The DDoS scourge

This past weekend, one of the largest banks in the world, HSBC suffered a major DDoS attack. Details of that attack are now coming in: http://www.gizmodo.co.uk/2016/01/hsbc-bank-hack-locks-out-online-customers/

So I took a look at the history of the DDoS scourge and how it evolved quickly into the cybercriminals top offensive tool.

In January 2007, security researchers discovered the Storm botnet. The Storm botnet had a particular defensive capability and that is it would DDoS any system that would scan online for Storm botnet infected pcs. This defensive capability made it particularly difficult to find and track as it would often take out the researchers internet connection.

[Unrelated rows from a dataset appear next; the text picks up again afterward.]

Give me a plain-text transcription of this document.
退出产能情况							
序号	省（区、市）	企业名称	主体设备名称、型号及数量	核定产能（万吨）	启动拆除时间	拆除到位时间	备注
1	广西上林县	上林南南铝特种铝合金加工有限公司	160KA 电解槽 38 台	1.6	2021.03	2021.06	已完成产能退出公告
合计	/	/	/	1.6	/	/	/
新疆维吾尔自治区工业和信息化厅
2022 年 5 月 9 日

In the same year 2007, the Cutwail botnet was detected and grew into one of the largest botnets by the end of 2009. In 2010, it attacked the CIA and FBI. It is also responsible for spreading the Gameover ZeuS malware for stealing banking credentials.

Fast forward to today, the XOR DDoS botnet frequently used by cybercriminals to target and attack linux based server systems. At its peak, XOR DDoS attacks are pushing 150+ Gbps. Typically, the attacks are preceded with ransom notes demanding payment in bitcoins.

You can see from 2007 to today, DDoS capability has moved from defensive to offensive. So in 2016 expect to see more DDoS attacks used not just in a direct ransom method but rather as a distraction for other malicious activity such as phishing campaigns, dropping trojans and malware, or redirecting users to malicious websites for stealing credentials.